We then group by well and use fill_betweenx() to create the coverage bars:

grouped = data_nan.groupby('WELL')

labels = ['CALI', 'BS', 'GR', 'NEU', 'DEN', 'PEF',
          'RDEP', 'RMED', 'AC', 'ACS']

fig, axs = plt.subplots(1, 3, figsize=(20,10))

for (name, df), ax in zip(grouped, axs.flat):
    ax.set_xlim(0, 9)
    ax.set_ylim(5000, 0)

    ax.fill_betweenx(df.DEPTH, 0, df.CALI, facecolor='grey')
    ax.fill_betweenx(df.DEPTH, 1, df.BS, facecolor='lightgrey')
    ax.fill_betweenx(df.DEPTH, 2, df.GR, facecolor='mediumseagreen')
    ax.fill_betweenx(df.DEPTH, 3, df.NEU, facecolor='lightblue')
    ax.fill_betweenx(df.DEPTH, 4, df.DEN, facecolor='lightcoral')
    ax.fill_betweenx(df.DEPTH, 5, df.PEF, facecolor='violet')
    ax.fill_betweenx(df.DEPTH, 6, df.RDEP, facecolor='darksalmon')
    ax.fill_betweenx(df.DEPTH, 7, df.RMED, facecolor='wheat')
    ax.fill_betweenx(df.DEPTH, 8, df.AC, facecolor='thistle')
    ax.fill_betweenx(df.DEPTH, 9, df.ACS, facecolor='tan')

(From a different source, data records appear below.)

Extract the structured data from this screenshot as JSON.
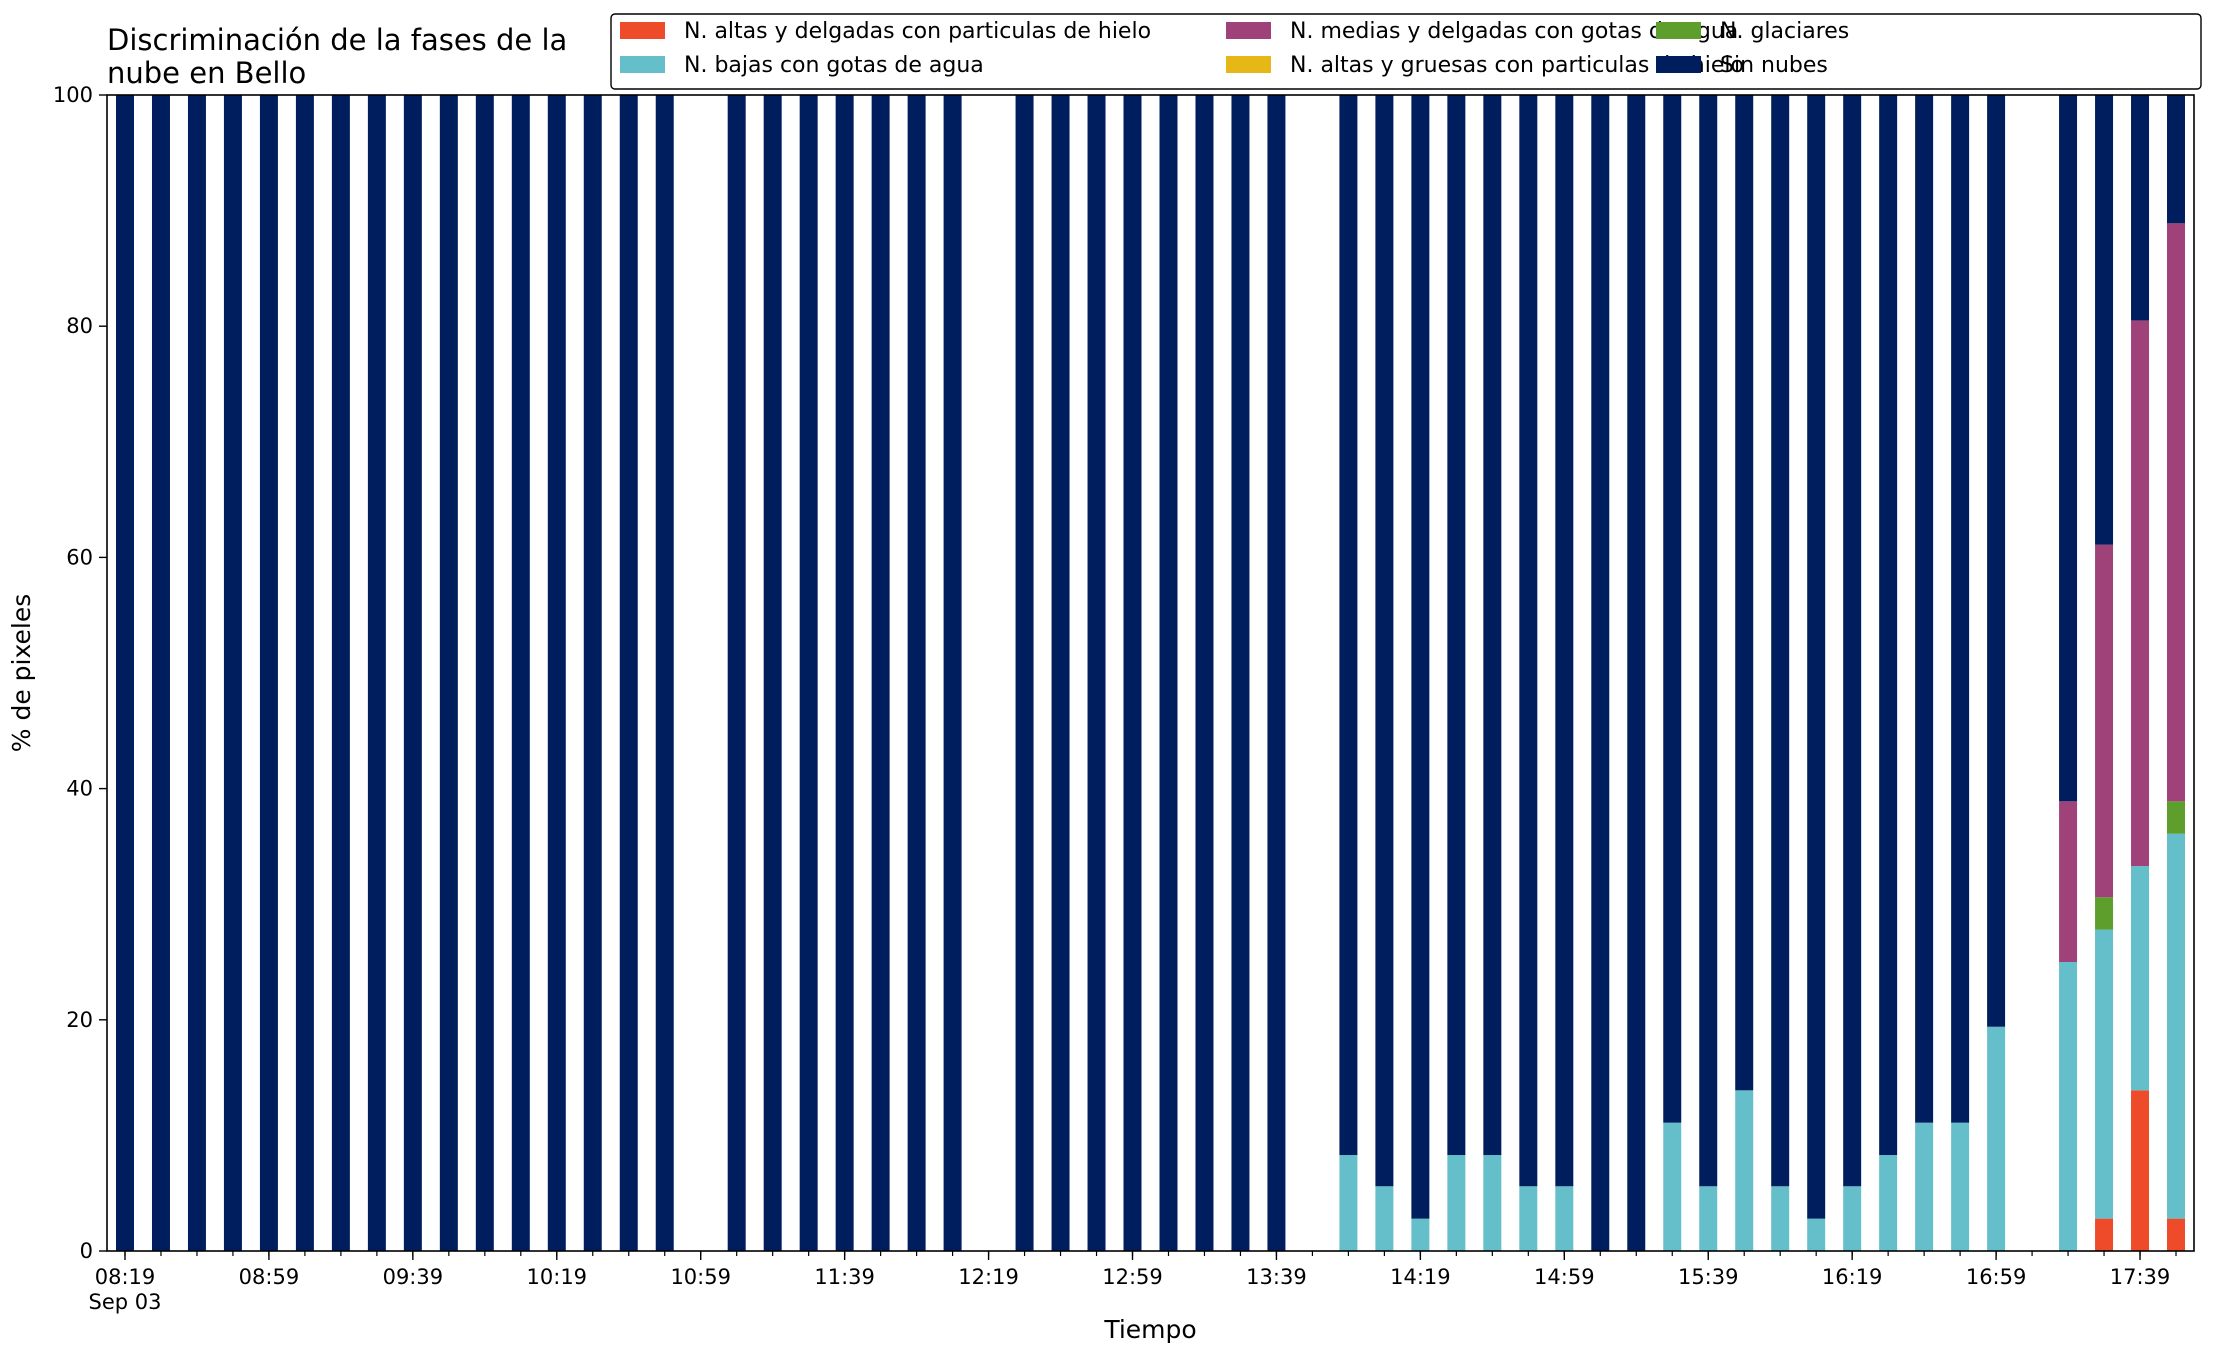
{
  "chart_data": {
    "type": "bar",
    "stacked": true,
    "title_lines": [
      "Discriminación de la fases de la",
      "nube en Bello"
    ],
    "xlabel": "Tiempo",
    "ylabel": "% de pixeles",
    "ylim": [
      0,
      100
    ],
    "yticks": [
      "0",
      "20",
      "40",
      "60",
      "80",
      "100"
    ],
    "xticks": [
      {
        "x": 0,
        "label": "08:19",
        "sub": "Sep 03"
      },
      {
        "x": 4,
        "label": "08:59"
      },
      {
        "x": 8,
        "label": "09:39"
      },
      {
        "x": 12,
        "label": "10:19"
      },
      {
        "x": 16,
        "label": "10:59"
      },
      {
        "x": 20,
        "label": "11:39"
      },
      {
        "x": 24,
        "label": "12:19"
      },
      {
        "x": 28,
        "label": "12:59"
      },
      {
        "x": 32,
        "label": "13:39"
      },
      {
        "x": 36,
        "label": "14:19"
      },
      {
        "x": 40,
        "label": "14:59"
      },
      {
        "x": 44,
        "label": "15:39"
      },
      {
        "x": 48,
        "label": "16:19"
      },
      {
        "x": 52,
        "label": "16:59"
      },
      {
        "x": 56,
        "label": "17:39"
      }
    ],
    "grid": false,
    "legend_position": "top-right",
    "slots": 58,
    "bar_width": 0.5,
    "series": [
      {
        "name": "N. altas y delgadas con particulas de hielo",
        "color": "#ee4b2b"
      },
      {
        "name": "N. altas y gruesas con particulas de hielo",
        "color": "#e6b817"
      },
      {
        "name": "N. bajas con gotas de agua",
        "color": "#65bfca"
      },
      {
        "name": "N. glaciares",
        "color": "#5e9e2d"
      },
      {
        "name": "N. medias y delgadas con gotas de agua",
        "color": "#a0427a"
      },
      {
        "name": "Sin nubes",
        "color": "#001e5e"
      }
    ],
    "legend_order": [
      0,
      2,
      4,
      1,
      3,
      5
    ],
    "bars": [
      {
        "x": 0,
        "values": [
          0,
          0,
          0,
          0,
          0,
          100
        ]
      },
      {
        "x": 1,
        "values": [
          0,
          0,
          0,
          0,
          0,
          100
        ]
      },
      {
        "x": 2,
        "values": [
          0,
          0,
          0,
          0,
          0,
          100
        ]
      },
      {
        "x": 3,
        "values": [
          0,
          0,
          0,
          0,
          0,
          100
        ]
      },
      {
        "x": 4,
        "values": [
          0,
          0,
          0,
          0,
          0,
          100
        ]
      },
      {
        "x": 5,
        "values": [
          0,
          0,
          0,
          0,
          0,
          100
        ]
      },
      {
        "x": 6,
        "values": [
          0,
          0,
          0,
          0,
          0,
          100
        ]
      },
      {
        "x": 7,
        "values": [
          0,
          0,
          0,
          0,
          0,
          100
        ]
      },
      {
        "x": 8,
        "values": [
          0,
          0,
          0,
          0,
          0,
          100
        ]
      },
      {
        "x": 9,
        "values": [
          0,
          0,
          0,
          0,
          0,
          100
        ]
      },
      {
        "x": 10,
        "values": [
          0,
          0,
          0,
          0,
          0,
          100
        ]
      },
      {
        "x": 11,
        "values": [
          0,
          0,
          0,
          0,
          0,
          100
        ]
      },
      {
        "x": 12,
        "values": [
          0,
          0,
          0,
          0,
          0,
          100
        ]
      },
      {
        "x": 13,
        "values": [
          0,
          0,
          0,
          0,
          0,
          100
        ]
      },
      {
        "x": 14,
        "values": [
          0,
          0,
          0,
          0,
          0,
          100
        ]
      },
      {
        "x": 15,
        "values": [
          0,
          0,
          0,
          0,
          0,
          100
        ]
      },
      {
        "x": 17,
        "values": [
          0,
          0,
          0,
          0,
          0,
          100
        ]
      },
      {
        "x": 18,
        "values": [
          0,
          0,
          0,
          0,
          0,
          100
        ]
      },
      {
        "x": 19,
        "values": [
          0,
          0,
          0,
          0,
          0,
          100
        ]
      },
      {
        "x": 20,
        "values": [
          0,
          0,
          0,
          0,
          0,
          100
        ]
      },
      {
        "x": 21,
        "values": [
          0,
          0,
          0,
          0,
          0,
          100
        ]
      },
      {
        "x": 22,
        "values": [
          0,
          0,
          0,
          0,
          0,
          100
        ]
      },
      {
        "x": 23,
        "values": [
          0,
          0,
          0,
          0,
          0,
          100
        ]
      },
      {
        "x": 25,
        "values": [
          0,
          0,
          0,
          0,
          0,
          100
        ]
      },
      {
        "x": 26,
        "values": [
          0,
          0,
          0,
          0,
          0,
          100
        ]
      },
      {
        "x": 27,
        "values": [
          0,
          0,
          0,
          0,
          0,
          100
        ]
      },
      {
        "x": 28,
        "values": [
          0,
          0,
          0,
          0,
          0,
          100
        ]
      },
      {
        "x": 29,
        "values": [
          0,
          0,
          0,
          0,
          0,
          100
        ]
      },
      {
        "x": 30,
        "values": [
          0,
          0,
          0,
          0,
          0,
          100
        ]
      },
      {
        "x": 31,
        "values": [
          0,
          0,
          0,
          0,
          0,
          100
        ]
      },
      {
        "x": 32,
        "values": [
          0,
          0,
          0,
          0,
          0,
          100
        ]
      },
      {
        "x": 34,
        "values": [
          0,
          0,
          8.3,
          0,
          0,
          91.7
        ]
      },
      {
        "x": 35,
        "values": [
          0,
          0,
          5.6,
          0,
          0,
          94.4
        ]
      },
      {
        "x": 36,
        "values": [
          0,
          0,
          2.8,
          0,
          0,
          97.2
        ]
      },
      {
        "x": 37,
        "values": [
          0,
          0,
          8.3,
          0,
          0,
          91.7
        ]
      },
      {
        "x": 38,
        "values": [
          0,
          0,
          8.3,
          0,
          0,
          91.7
        ]
      },
      {
        "x": 39,
        "values": [
          0,
          0,
          5.6,
          0,
          0,
          94.4
        ]
      },
      {
        "x": 40,
        "values": [
          0,
          0,
          5.6,
          0,
          0,
          94.4
        ]
      },
      {
        "x": 41,
        "values": [
          0,
          0,
          0,
          0,
          0,
          100
        ]
      },
      {
        "x": 42,
        "values": [
          0,
          0,
          0,
          0,
          0,
          100
        ]
      },
      {
        "x": 43,
        "values": [
          0,
          0,
          11.1,
          0,
          0,
          88.9
        ]
      },
      {
        "x": 44,
        "values": [
          0,
          0,
          5.6,
          0,
          0,
          94.4
        ]
      },
      {
        "x": 45,
        "values": [
          0,
          0,
          13.9,
          0,
          0,
          86.1
        ]
      },
      {
        "x": 46,
        "values": [
          0,
          0,
          5.6,
          0,
          0,
          94.4
        ]
      },
      {
        "x": 47,
        "values": [
          0,
          0,
          2.8,
          0,
          0,
          97.2
        ]
      },
      {
        "x": 48,
        "values": [
          0,
          0,
          5.6,
          0,
          0,
          94.4
        ]
      },
      {
        "x": 49,
        "values": [
          0,
          0,
          8.3,
          0,
          0,
          91.7
        ]
      },
      {
        "x": 50,
        "values": [
          0,
          0,
          11.1,
          0,
          0,
          88.9
        ]
      },
      {
        "x": 51,
        "values": [
          0,
          0,
          11.1,
          0,
          0,
          88.9
        ]
      },
      {
        "x": 52,
        "values": [
          0,
          0,
          19.4,
          0,
          0,
          80.6
        ]
      },
      {
        "x": 54,
        "values": [
          0,
          0,
          25.0,
          0,
          13.9,
          61.1
        ]
      },
      {
        "x": 55,
        "values": [
          2.8,
          0,
          25.0,
          2.8,
          30.5,
          38.9
        ]
      },
      {
        "x": 56,
        "values": [
          13.9,
          0,
          19.4,
          0,
          47.2,
          19.5
        ]
      },
      {
        "x": 57,
        "values": [
          2.8,
          0,
          33.3,
          2.8,
          50.0,
          11.1
        ]
      }
    ]
  }
}
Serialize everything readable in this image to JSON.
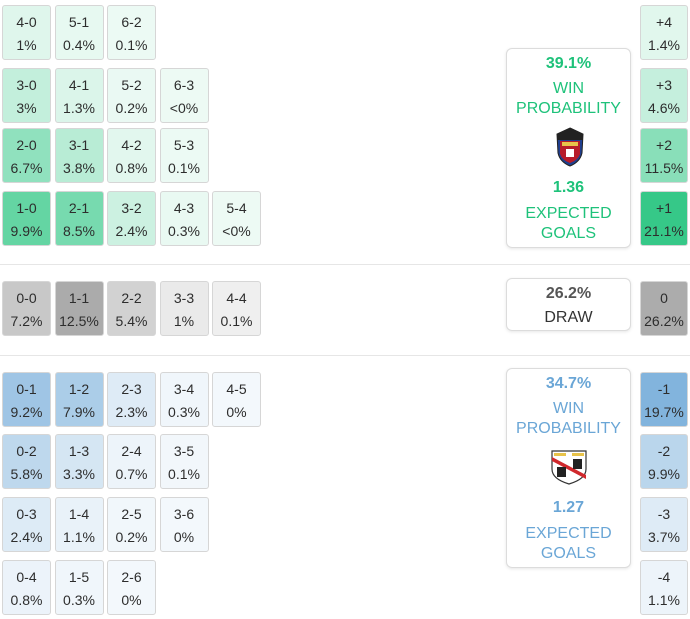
{
  "colors": {
    "home": "#1ec27a",
    "draw": "#7d7d7d",
    "away": "#6aa6d6"
  },
  "home": {
    "win_probability": "39.1%",
    "win_label_1": "WIN",
    "win_label_2": "PROBABILITY",
    "expected_goals": "1.36",
    "xg_label_1": "EXPECTED",
    "xg_label_2": "GOALS",
    "crest_icon": "levante-crest-icon"
  },
  "draw": {
    "probability": "26.2%",
    "label": "DRAW"
  },
  "away": {
    "win_probability": "34.7%",
    "win_label_1": "WIN",
    "win_label_2": "PROBABILITY",
    "expected_goals": "1.27",
    "xg_label_1": "EXPECTED",
    "xg_label_2": "GOALS",
    "crest_icon": "rayo-vallecano-crest-icon"
  },
  "chart_data": {
    "type": "table",
    "home_scores": [
      {
        "score": "4-0",
        "prob": "1%"
      },
      {
        "score": "5-1",
        "prob": "0.4%"
      },
      {
        "score": "6-2",
        "prob": "0.1%"
      },
      {
        "score": "3-0",
        "prob": "3%"
      },
      {
        "score": "4-1",
        "prob": "1.3%"
      },
      {
        "score": "5-2",
        "prob": "0.2%"
      },
      {
        "score": "6-3",
        "prob": "<0%"
      },
      {
        "score": "2-0",
        "prob": "6.7%"
      },
      {
        "score": "3-1",
        "prob": "3.8%"
      },
      {
        "score": "4-2",
        "prob": "0.8%"
      },
      {
        "score": "5-3",
        "prob": "0.1%"
      },
      {
        "score": "1-0",
        "prob": "9.9%"
      },
      {
        "score": "2-1",
        "prob": "8.5%"
      },
      {
        "score": "3-2",
        "prob": "2.4%"
      },
      {
        "score": "4-3",
        "prob": "0.3%"
      },
      {
        "score": "5-4",
        "prob": "<0%"
      }
    ],
    "draw_scores": [
      {
        "score": "0-0",
        "prob": "7.2%"
      },
      {
        "score": "1-1",
        "prob": "12.5%"
      },
      {
        "score": "2-2",
        "prob": "5.4%"
      },
      {
        "score": "3-3",
        "prob": "1%"
      },
      {
        "score": "4-4",
        "prob": "0.1%"
      }
    ],
    "away_scores": [
      {
        "score": "0-1",
        "prob": "9.2%"
      },
      {
        "score": "1-2",
        "prob": "7.9%"
      },
      {
        "score": "2-3",
        "prob": "2.3%"
      },
      {
        "score": "3-4",
        "prob": "0.3%"
      },
      {
        "score": "4-5",
        "prob": "0%"
      },
      {
        "score": "0-2",
        "prob": "5.8%"
      },
      {
        "score": "1-3",
        "prob": "3.3%"
      },
      {
        "score": "2-4",
        "prob": "0.7%"
      },
      {
        "score": "3-5",
        "prob": "0.1%"
      },
      {
        "score": "0-3",
        "prob": "2.4%"
      },
      {
        "score": "1-4",
        "prob": "1.1%"
      },
      {
        "score": "2-5",
        "prob": "0.2%"
      },
      {
        "score": "3-6",
        "prob": "0%"
      },
      {
        "score": "0-4",
        "prob": "0.8%"
      },
      {
        "score": "1-5",
        "prob": "0.3%"
      },
      {
        "score": "2-6",
        "prob": "0%"
      }
    ],
    "margins": [
      {
        "margin": "+4",
        "prob": "1.4%"
      },
      {
        "margin": "+3",
        "prob": "4.6%"
      },
      {
        "margin": "+2",
        "prob": "11.5%"
      },
      {
        "margin": "+1",
        "prob": "21.1%"
      },
      {
        "margin": "0",
        "prob": "26.2%"
      },
      {
        "margin": "-1",
        "prob": "19.7%"
      },
      {
        "margin": "-2",
        "prob": "9.9%"
      },
      {
        "margin": "-3",
        "prob": "3.7%"
      },
      {
        "margin": "-4",
        "prob": "1.1%"
      }
    ]
  }
}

    ax.grid(axis='x', alpha=0.5, color='black')
    ax.set_ylabel('DEPTH (m)', fontsize=14, fontweight='bold')
    ax.set_xticks([0.5, 1.5, 2.5, 3.5, 4.5, 5.5, 6.5, 7.5, 8.5, 9.5],
                  minor=True)
    ax.set_xticklabels(labels, rotation='vertical', minor=True,
                       verticalalignment='bottom')
    ax.set_xticklabels('', minor=False)
    ax.set_title(name, fontsize=16, fontweight='bold')

plt.tight_layout()
plt.subplots_adjust(hspace=0.15, wspace=0.25)

Data coverage plot showing where data exists and where it is missing for three wells

This type of plot gives an immediate visual summary of data availability per well. Gaps in the colored bars indicate missing data, and we can quickly determine which wells and curves are suitable for further analysis.

5.2 Identifying Bad Hole Data

Borehole deterioration can significantly affect the quality of logging measurements. By comparing the caliper (CALI) with the bitsize (BS), we can create a difference caliper that highlights where the borehole has enlarged:

data['DIF_CAL'] = data['CALI'] - data['BS']

We can then color our density-neutron crossplots by this difference caliper to identify which data points may be affected by bad hole conditions:

grouped = data.groupby('WELL')

fig, axs = plt.subplots(nrows, 3, figsize=(20,20))
for (name, df), ax in zip(grouped, axs.flat):
    df.plot(kind='scatter', x='NPHI', y='RHOB', ax=ax,
            c='DIF_CAL', cmap='jet', vmin=-1, vmax=10)
    ax.set_xlim(-0.15, 1)
    ax.set_ylim(3, 1)
    ax.set_title(name)
plt.tight_layout()

Density-neutron crossplots colored by differential caliper to identify bad hole data

Data points with warm colors (high differential caliper) indicate borehole enlargement, which can cause density and neutron measurements to read incorrectly. Identifying these affected intervals early helps ensure that only reliable data is carried forward into interpretation or machine learning workflows.

The same approach can be applied by grouping by lithology instead of well, to check whether certain lithologies are more affected by borehole conditions:

Density-neutron crossplots by lithology colored by differential caliper

Understanding where badhole conditions exist and which lithologies are affected is important when training machine learning models, as poor quality data in the training set can lead to incorrect predictions.